Friday, October 8, 2010

Roasted Butternut Squash Soup with Sage

Voila!
Technically speaking, fall has arrived in Washington, DC.... although you'd never know it walking around outside today.  Temperatures hovering around the mid 80's!  I simply love fall - the crispness of the air, halloween, thanksgiving, birthdays, my wedding anniversary, the colors of the changing leaves, and most of all, fall food!

Even though it doesn't feel like fall, the bounty of this lovely season has begun to show up in the market, and I couldn't resist the mounds of butternut squash in the produce section.  Squash is an awesome food - so many different types, and so many things you can do with it - mash it, roast it, stuff it, turn it into soup, add it to cakes and quick breads, etc. etc. etc.  I came up with this butternut squash soup recipe last year, and I hope you give it a try!  It's slightly time consuming because you have to wait for the squash to roast, but the active cook time is pretty quick and overall, it's a cinch.

Ingredients:

  • 1 large butternut squash - peeled, seeded, and cut into chunks.
  • 1 large sweet onion, diced
  • 1 heaping T dried, crumbled sage
  • 1/4 tsp ground nutmeg
  • 1/4 tsp cayenne (this provides the spice - but you can omit if you wish)
  • 1/4 tsp ground thyme
  • Scant 1/2 tsp curry powder
  • 1 32 oz. box Chicken Broth
  • 1 cup lowfat milk
  • 1 cup water
  • 3 T butter, diced, plus 1 T butter.
  • S&P
  • EVOO


Directions:
Above: Pre Roast.  Below: Post Roast.
See how the color intensifies?  That
means the flavors have, too!
Preheat your oven to 400 degrees.  Put your squash chunks into a large glass baking dish.  Drizzle with EVOO and sprinkle with S&P.  Toss to coat.  Take your diced butter and dot it over the top of the squash.  Put in oven to roast.
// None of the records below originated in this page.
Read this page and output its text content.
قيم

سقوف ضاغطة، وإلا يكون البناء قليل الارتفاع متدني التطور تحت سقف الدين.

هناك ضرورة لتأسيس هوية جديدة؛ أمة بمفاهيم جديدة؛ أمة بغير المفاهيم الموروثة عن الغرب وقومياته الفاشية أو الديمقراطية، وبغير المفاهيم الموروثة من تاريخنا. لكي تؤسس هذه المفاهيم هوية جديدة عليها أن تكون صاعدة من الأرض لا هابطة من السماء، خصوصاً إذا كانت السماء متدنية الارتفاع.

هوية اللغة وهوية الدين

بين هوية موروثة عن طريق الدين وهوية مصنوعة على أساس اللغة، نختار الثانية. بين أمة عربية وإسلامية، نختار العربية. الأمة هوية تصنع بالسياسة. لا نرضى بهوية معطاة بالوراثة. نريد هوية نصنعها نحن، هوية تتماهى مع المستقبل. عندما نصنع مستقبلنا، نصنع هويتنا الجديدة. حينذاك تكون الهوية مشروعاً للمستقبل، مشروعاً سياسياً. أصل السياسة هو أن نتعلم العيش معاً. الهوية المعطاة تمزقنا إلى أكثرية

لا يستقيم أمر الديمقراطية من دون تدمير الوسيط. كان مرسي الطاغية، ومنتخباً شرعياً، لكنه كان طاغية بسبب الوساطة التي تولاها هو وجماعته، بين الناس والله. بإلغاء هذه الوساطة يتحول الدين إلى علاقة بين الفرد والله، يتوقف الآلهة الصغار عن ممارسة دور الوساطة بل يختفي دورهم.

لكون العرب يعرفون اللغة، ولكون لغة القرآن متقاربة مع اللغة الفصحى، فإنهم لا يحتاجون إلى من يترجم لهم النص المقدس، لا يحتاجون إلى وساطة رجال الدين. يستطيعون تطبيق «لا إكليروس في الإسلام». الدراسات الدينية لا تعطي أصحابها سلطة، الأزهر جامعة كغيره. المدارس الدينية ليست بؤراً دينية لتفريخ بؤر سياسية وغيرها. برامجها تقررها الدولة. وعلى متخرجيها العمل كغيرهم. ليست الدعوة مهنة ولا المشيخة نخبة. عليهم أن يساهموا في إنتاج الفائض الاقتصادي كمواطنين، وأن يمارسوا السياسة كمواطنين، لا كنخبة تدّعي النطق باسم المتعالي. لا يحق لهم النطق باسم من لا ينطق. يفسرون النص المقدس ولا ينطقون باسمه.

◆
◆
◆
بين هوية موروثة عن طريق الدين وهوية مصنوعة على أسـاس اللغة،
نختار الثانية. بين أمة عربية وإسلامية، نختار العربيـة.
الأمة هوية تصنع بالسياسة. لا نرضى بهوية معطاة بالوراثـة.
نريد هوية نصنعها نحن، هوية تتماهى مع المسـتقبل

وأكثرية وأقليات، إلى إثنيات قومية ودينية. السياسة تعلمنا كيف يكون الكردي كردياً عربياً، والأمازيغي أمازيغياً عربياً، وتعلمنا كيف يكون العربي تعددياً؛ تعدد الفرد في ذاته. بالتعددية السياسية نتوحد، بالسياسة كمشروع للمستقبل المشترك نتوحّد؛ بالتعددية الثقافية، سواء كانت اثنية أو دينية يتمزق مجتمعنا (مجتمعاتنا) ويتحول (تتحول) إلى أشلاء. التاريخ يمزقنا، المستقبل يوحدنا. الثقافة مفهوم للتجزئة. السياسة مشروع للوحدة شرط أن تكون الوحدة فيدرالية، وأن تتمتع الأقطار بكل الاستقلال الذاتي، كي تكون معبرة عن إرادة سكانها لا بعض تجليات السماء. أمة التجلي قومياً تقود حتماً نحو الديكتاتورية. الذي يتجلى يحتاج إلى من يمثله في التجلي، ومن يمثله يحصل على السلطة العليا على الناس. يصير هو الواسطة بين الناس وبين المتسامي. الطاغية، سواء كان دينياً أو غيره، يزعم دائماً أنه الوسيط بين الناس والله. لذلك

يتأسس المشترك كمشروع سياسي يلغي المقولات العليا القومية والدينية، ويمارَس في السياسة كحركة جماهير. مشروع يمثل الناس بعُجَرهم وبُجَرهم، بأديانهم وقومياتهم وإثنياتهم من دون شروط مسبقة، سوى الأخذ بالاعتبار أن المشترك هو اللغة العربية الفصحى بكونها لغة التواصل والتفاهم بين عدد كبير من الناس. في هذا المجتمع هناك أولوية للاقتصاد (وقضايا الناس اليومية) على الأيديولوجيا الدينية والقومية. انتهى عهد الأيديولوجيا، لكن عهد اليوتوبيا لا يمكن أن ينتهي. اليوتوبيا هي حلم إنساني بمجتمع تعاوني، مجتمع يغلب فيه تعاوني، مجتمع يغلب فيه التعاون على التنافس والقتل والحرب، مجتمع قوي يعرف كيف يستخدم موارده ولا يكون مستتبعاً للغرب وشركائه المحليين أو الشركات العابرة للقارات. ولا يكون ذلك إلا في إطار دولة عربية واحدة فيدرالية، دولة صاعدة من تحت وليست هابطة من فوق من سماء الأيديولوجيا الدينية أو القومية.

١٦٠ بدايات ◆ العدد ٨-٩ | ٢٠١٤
I don't have an actual time on this - but it takes at least 30 minutes.  Every once in a while, open up the oven and stir it around to help it brown well and to distribute the melted butter.  It's done when the squash evenly mashes under a spoon, and it has some nice golden brown coloring to it.

While the squash is roasting,  take your diced onion and sauté it in a stock pot or dutch oven in a bit of EVOO and the remaining T of butter.  Season with S& P and cook until it is tender a bit caramelized. Turn off the heat as soon as it's done, and wait for your squash.

When the squash is done, remove it from the oven and add it directly to the pot with the onions.  Add in the entire box of chicken broth, and turn your stovetop on to medium heat.  Using a flat wooden spoon, mix well and scrape up all the caramelized goodness from the bottom of the pot.  Add the milk & water, and all of your spices.  Side note - if you aren't crazy about the taste of curry, still use it in this recipe.  It's a very small amount that adds complexity to the flavor profile and leaves your tastebuds wondering, "hmm... what was it that made this SO good?"

Caramelized onion goodness.
Bring the mixture to a low boil and let it cook for about 5 minutes.  Then, turn off the heat, and using an immersion blender, blend to a nice smooth consistency.  If you don't have an immersion blender, you can use a normal blender.  HOWEVER, it is VERY important that you never try to blend a hot liquid!  It will explode all over the place.  Trust me, I speak from experience (I was making pea soup and had scalding green goop all over the ceiling, cupboards, counter, floor, and myself, not fun!!). If you are going to use a traditional blender, let the mixture cool to room temperature before blending, then reheat prior to serving. Taste for seasoning and adjust if necessary.

I like to serve with a small dollop of nonfat greek yogurt to add a bit more creaminess, as well as a sprinkle of cayenne for a little more spice.  You could also sprinkle with some fresh chopped chives and chopped toasted cashew. Or a dollop of créme fraiche. Or whatever you feel like.   It's nice to have some nice crusty bread on the side for dipping.  Enjoy!